President Mitsui discusses future of workforce at state business summit

Story by James Hill. Photos by Kate Chester.

Mark Mitsui speaking

Mitsui talks to the summit attendees.

Portland Community College President Mark Mitsui took center stage with a lineup of top business and political leaders.

On Monday, Dec. 6, Mitsui joined the “Pathways to Opportunity: Workforce Education in Oregon” panel discussion at the 19th Annual Oregon Leadership Summit, which unveiled the Oregon Business Plan. This year’s summit, attended by Gov. Kate Brown and U.S. Senators Ron Wyden and Jeff Merkley, was held in-person at the Oregon Convention Center. It was a chance to bring together elected, business and community leaders to present a comprehensive policy strategy and recommendations for the state.
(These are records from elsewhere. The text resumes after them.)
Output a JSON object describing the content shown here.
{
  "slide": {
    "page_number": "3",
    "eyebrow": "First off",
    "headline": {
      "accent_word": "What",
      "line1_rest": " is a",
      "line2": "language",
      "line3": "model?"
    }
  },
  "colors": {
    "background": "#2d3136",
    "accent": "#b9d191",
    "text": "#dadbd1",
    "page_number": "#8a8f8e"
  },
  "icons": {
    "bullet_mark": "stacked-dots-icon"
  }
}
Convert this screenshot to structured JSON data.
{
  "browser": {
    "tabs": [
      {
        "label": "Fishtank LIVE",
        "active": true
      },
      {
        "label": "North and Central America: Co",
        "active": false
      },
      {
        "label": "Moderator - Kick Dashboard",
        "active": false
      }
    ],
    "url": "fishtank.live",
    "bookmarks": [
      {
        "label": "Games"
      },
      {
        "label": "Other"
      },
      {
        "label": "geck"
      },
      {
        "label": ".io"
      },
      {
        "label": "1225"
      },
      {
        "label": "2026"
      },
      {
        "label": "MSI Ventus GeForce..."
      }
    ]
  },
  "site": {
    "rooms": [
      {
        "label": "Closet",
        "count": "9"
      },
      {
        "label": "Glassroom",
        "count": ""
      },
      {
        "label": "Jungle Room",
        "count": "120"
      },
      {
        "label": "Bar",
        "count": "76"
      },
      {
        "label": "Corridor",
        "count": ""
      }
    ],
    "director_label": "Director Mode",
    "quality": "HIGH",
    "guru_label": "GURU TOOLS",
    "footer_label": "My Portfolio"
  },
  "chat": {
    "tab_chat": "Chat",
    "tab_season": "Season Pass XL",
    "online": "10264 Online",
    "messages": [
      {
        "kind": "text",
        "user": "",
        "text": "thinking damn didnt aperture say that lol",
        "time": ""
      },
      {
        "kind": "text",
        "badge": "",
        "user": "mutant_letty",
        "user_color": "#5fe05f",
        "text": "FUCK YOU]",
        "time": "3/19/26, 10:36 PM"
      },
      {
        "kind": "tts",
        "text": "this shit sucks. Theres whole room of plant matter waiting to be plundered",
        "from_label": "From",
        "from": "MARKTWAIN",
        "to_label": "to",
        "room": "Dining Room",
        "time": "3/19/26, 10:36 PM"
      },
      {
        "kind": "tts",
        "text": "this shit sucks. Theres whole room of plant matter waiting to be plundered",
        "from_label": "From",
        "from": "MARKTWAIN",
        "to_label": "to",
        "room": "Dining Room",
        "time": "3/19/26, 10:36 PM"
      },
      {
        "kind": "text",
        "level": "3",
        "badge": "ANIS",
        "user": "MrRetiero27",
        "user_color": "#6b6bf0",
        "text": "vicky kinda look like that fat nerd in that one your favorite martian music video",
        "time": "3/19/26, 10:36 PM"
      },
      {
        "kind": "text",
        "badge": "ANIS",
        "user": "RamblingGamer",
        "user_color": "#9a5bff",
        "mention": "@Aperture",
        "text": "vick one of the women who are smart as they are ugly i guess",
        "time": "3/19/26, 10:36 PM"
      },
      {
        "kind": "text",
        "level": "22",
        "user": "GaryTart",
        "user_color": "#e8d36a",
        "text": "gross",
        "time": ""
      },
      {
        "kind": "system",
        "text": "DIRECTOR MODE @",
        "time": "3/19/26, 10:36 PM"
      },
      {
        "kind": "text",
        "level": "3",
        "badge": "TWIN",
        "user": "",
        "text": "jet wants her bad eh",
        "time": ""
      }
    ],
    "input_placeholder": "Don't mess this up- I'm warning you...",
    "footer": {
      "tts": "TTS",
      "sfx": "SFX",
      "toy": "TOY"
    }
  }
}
In Mitsui’s “Pathways” discussion on stage, he was joined by fellow panelists Jaime Arredondo (executive director, CAPACES Leadership Institute), Andrew Nelson (Randall C. Papé Chair in Entrepreneurship and Innovation, University of Oregon) and Patsy Richards (director, Long-Term CareWorks, RISE Partnership). He talked about his personal journey in education as well as initiatives PCC is undertaking to build equitable student success and supporting the needs of industry.
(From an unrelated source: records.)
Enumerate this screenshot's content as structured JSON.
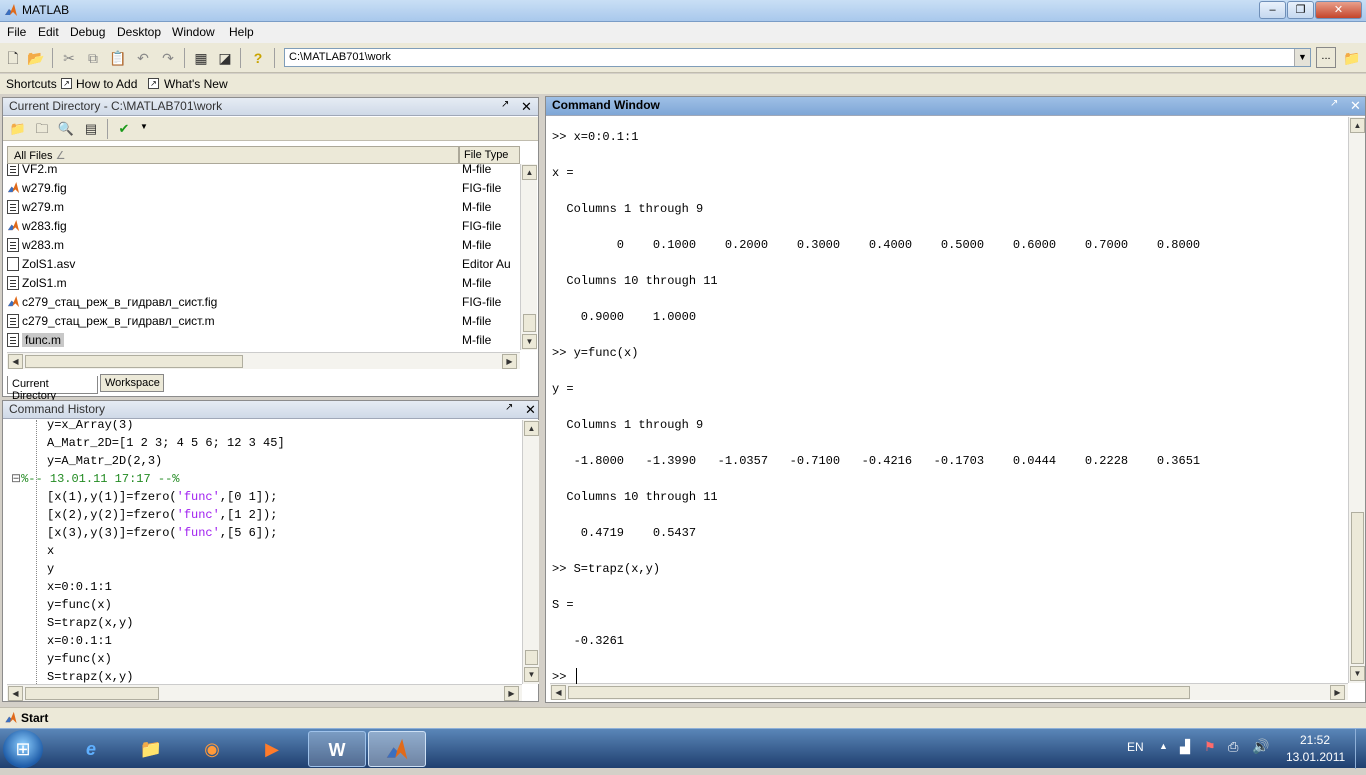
{
  "window": {
    "title": "MATLAB",
    "min": "‒",
    "max": "❐",
    "close": "✕"
  },
  "menu": [
    "File",
    "Edit",
    "Debug",
    "Desktop",
    "Window",
    "Help"
  ],
  "toolbar": {
    "current_directory": "C:\\MATLAB701\\work",
    "browse": "..."
  },
  "shortcuts": {
    "label": "Shortcuts",
    "items": [
      "How to Add",
      "What's New"
    ]
  },
  "current_directory": {
    "title": "Current Directory - C:\\MATLAB701\\work",
    "columns": [
      "All Files",
      "File Type"
    ],
    "files": [
      {
        "name": "VF2.m",
        "type": "M-file",
        "icon": "mfile"
      },
      {
        "name": "w279.fig",
        "type": "FIG-file",
        "icon": "fig"
      },
      {
        "name": "w279.m",
        "type": "M-file",
        "icon": "mfile"
      },
      {
        "name": "w283.fig",
        "type": "FIG-file",
        "icon": "fig"
      },
      {
        "name": "w283.m",
        "type": "M-file",
        "icon": "mfile"
      },
      {
        "name": "ZolS1.asv",
        "type": "Editor Au",
        "icon": "doc"
      },
      {
        "name": "ZolS1.m",
        "type": "M-file",
        "icon": "mfile"
      },
      {
        "name": "c279_стац_реж_в_гидравл_сист.fig",
        "type": "FIG-file",
        "icon": "fig"
      },
      {
        "name": "c279_стац_реж_в_гидравл_сист.m",
        "type": "M-file",
        "icon": "mfile"
      },
      {
        "name": "func.m",
        "type": "M-file",
        "icon": "mfile"
      }
    ],
    "tabs": [
      "Current Directory",
      "Workspace"
    ]
  },
  "command_history": {
    "title": "Command History",
    "lines": [
      {
        "text": "y=x_Array(3)",
        "kind": "cmd"
      },
      {
        "text": "A_Matr_2D=[1 2 3; 4 5 6; 12 3 45]",
        "kind": "cmd"
      },
      {
        "text": "y=A_Matr_2D(2,3)",
        "kind": "cmd"
      },
      {
        "text": "%-- 13.01.11 17:17 --%",
        "kind": "session"
      },
      {
        "pre": "[x(1),y(1)]=fzero(",
        "str": "'func'",
        "post": ",[0 1]);",
        "kind": "cmdstr"
      },
      {
        "pre": "[x(2),y(2)]=fzero(",
        "str": "'func'",
        "post": ",[1 2]);",
        "kind": "cmdstr"
      },
      {
        "pre": "[x(3),y(3)]=fzero(",
        "str": "'func'",
        "post": ",[5 6]);",
        "kind": "cmdstr"
      },
      {
        "text": "x",
        "kind": "cmd"
      },
      {
        "text": "y",
        "kind": "cmd"
      },
      {
        "text": "x=0:0.1:1",
        "kind": "cmd"
      },
      {
        "text": "y=func(x)",
        "kind": "cmd"
      },
      {
        "text": "S=trapz(x,y)",
        "kind": "cmd"
      },
      {
        "text": "x=0:0.1:1",
        "kind": "cmd"
      },
      {
        "text": "y=func(x)",
        "kind": "cmd"
      },
      {
        "text": "S=trapz(x,y)",
        "kind": "cmd"
      }
    ]
  },
  "command_window": {
    "title": "Command Window",
    "lines": [
      ">> x=0:0.1:1",
      "x =",
      "  Columns 1 through 9",
      "         0    0.1000    0.2000    0.3000    0.4000    0.5000    0.6000    0.7000    0.8000",
      "  Columns 10 through 11",
      "    0.9000    1.0000",
      ">> y=func(x)",
      "y =",
      "  Columns 1 through 9",
      "   -1.8000   -1.3990   -1.0357   -0.7100   -0.4216   -0.1703    0.0444    0.2228    0.3651",
      "  Columns 10 through 11",
      "    0.4719    0.5437",
      ">> S=trapz(x,y)",
      "S =",
      "   -0.3261",
      ">> "
    ]
  },
  "start_button": "Start",
  "taskbar": {
    "lang": "EN",
    "time": "21:52",
    "date": "13.01.2011"
  },
  "colors": {
    "string": "#a020f0",
    "session": "#228b22",
    "active_header": "#7ea6d6"
  }
}
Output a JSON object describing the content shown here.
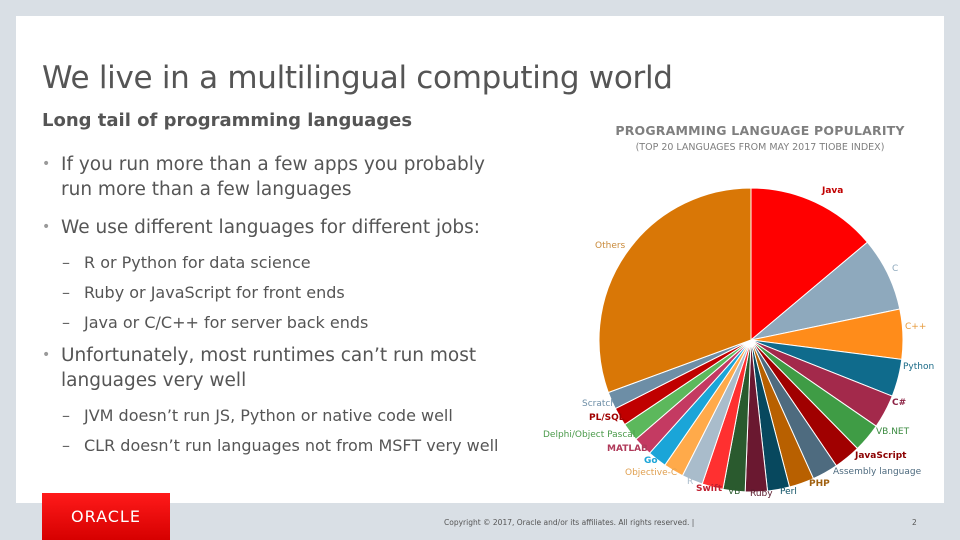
{
  "slide": {
    "title": "We live in a multilingual computing world",
    "subtitle": "Long tail of programming languages",
    "bullets": [
      {
        "text": "If you run more than a few apps you probably run more than a few languages",
        "sub": []
      },
      {
        "text": "We use different languages for different jobs:",
        "sub": [
          "R or Python for data science",
          "Ruby or JavaScript for front ends",
          "Java or C/C++ for server back ends"
        ]
      },
      {
        "text": "Unfortunately, most runtimes can’t run most languages very well",
        "sub": [
          "JVM doesn’t run JS, Python or native code well",
          "CLR doesn’t run languages not from MSFT very well"
        ]
      }
    ],
    "bullet_glyph": "•",
    "dash_glyph": "–"
  },
  "footer": {
    "logo_text": "ORACLE",
    "logo_mark": "®",
    "copyright": "Copyright © 2017, Oracle and/or its affiliates. All rights reserved.  |",
    "page_number": "2"
  },
  "chart_data": {
    "type": "pie",
    "title": "PROGRAMMING LANGUAGE POPULARITY",
    "subtitle": "(TOP 20 LANGUAGES FROM MAY 2017 TIOBE INDEX)",
    "start_angle": "12 o'clock, clockwise",
    "unit": "percent",
    "slices": [
      {
        "label": "Java",
        "value": 13.6,
        "color": "#ff0000",
        "label_color": "#c00000"
      },
      {
        "label": "C",
        "value": 7.7,
        "color": "#8ea9bd",
        "label_color": "#8ea9bd"
      },
      {
        "label": "C++",
        "value": 5.2,
        "color": "#ff8c1a",
        "label_color": "#e69a3c"
      },
      {
        "label": "Python",
        "value": 3.9,
        "color": "#0f6b8c",
        "label_color": "#1a6a87"
      },
      {
        "label": "C#",
        "value": 3.5,
        "color": "#a3294b",
        "label_color": "#8c2244"
      },
      {
        "label": "VB.NET",
        "value": 3.0,
        "color": "#3f9c45",
        "label_color": "#3a8a3f"
      },
      {
        "label": "JavaScript",
        "value": 2.8,
        "color": "#a00000",
        "label_color": "#8b0000"
      },
      {
        "label": "Assembly language",
        "value": 2.7,
        "color": "#4e6b7f",
        "label_color": "#4e6b7f"
      },
      {
        "label": "PHP",
        "value": 2.6,
        "color": "#b86000",
        "label_color": "#a06010"
      },
      {
        "label": "Perl",
        "value": 2.3,
        "color": "#07485e",
        "label_color": "#0b4f63"
      },
      {
        "label": "Ruby",
        "value": 2.3,
        "color": "#6a1830",
        "label_color": "#5a1a2c"
      },
      {
        "label": "VB",
        "value": 2.3,
        "color": "#2a5a2e",
        "label_color": "#2a5a2e"
      },
      {
        "label": "Swift",
        "value": 2.2,
        "color": "#ff3030",
        "label_color": "#c02030"
      },
      {
        "label": "R",
        "value": 2.2,
        "color": "#a9bccb",
        "label_color": "#a9bccb"
      },
      {
        "label": "Objective-C",
        "value": 2.1,
        "color": "#ffaa4a",
        "label_color": "#e0a050"
      },
      {
        "label": "Go",
        "value": 2.0,
        "color": "#1aa5d8",
        "label_color": "#1aa5d8"
      },
      {
        "label": "MATLAB",
        "value": 2.0,
        "color": "#c43a62",
        "label_color": "#b03a5a"
      },
      {
        "label": "Delphi/Object Pascal",
        "value": 1.9,
        "color": "#5cb85c",
        "label_color": "#4a9a4a"
      },
      {
        "label": "PL/SQL",
        "value": 1.9,
        "color": "#c00000",
        "label_color": "#a00000"
      },
      {
        "label": "Scratch",
        "value": 1.8,
        "color": "#6d8ea6",
        "label_color": "#6d8ea6"
      },
      {
        "label": "Others",
        "value": 30.0,
        "color": "#d97706",
        "label_color": "#c98a3a"
      }
    ]
  }
}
Mark Mitsui discusses education with the panelists at the 19th Annual Oregon Leadership Summit of the Oregon Business Plan.

Mark Mitsui discusses training pathways with the panelists at the 19th Annual Oregon Leadership Summit of the Oregon Business Plan.

“Everybody deserves a shot,” Mitsui said of education. “It doesn’t matter what zip code you are born in — we serve students of color who are the first in their family to go to college, veterans that served in Afghanistan, the dislocated worker wondering if they have a future, the victim of domestic violence pursuing a new life … that’s the power of higher education and it has been a privilege to have been part of it.”

Mitsui touched on PCC’s guided pathways and how they serve as links for students to transfer to a four-year university or transition into the workforce seamlessly and with plenty of support. It’s the new reality of today’s student body, he said, as 60% of the nation’s community college students report they are food insecure. At PCC, nearly 20% have stated they have faced houselessness at one time or another.

In addition, the PCC-led Pathways to Opportunity initiative, along with the college’s Future Connect and Career Pathways programs, have been on the forefront of connecting students with benefits and navigating resources for better outcomes. This all ties nicely into the 2021 Oregon Business Plan, which offers a strategy and specific proposals for educating and building a prosperous future for the state.

“This proposal presents a once in a generation opportunity,” said Ben Cannon, executive director of Higher Education Coordinating Commission. “It will transform the way we will develop the workforce.”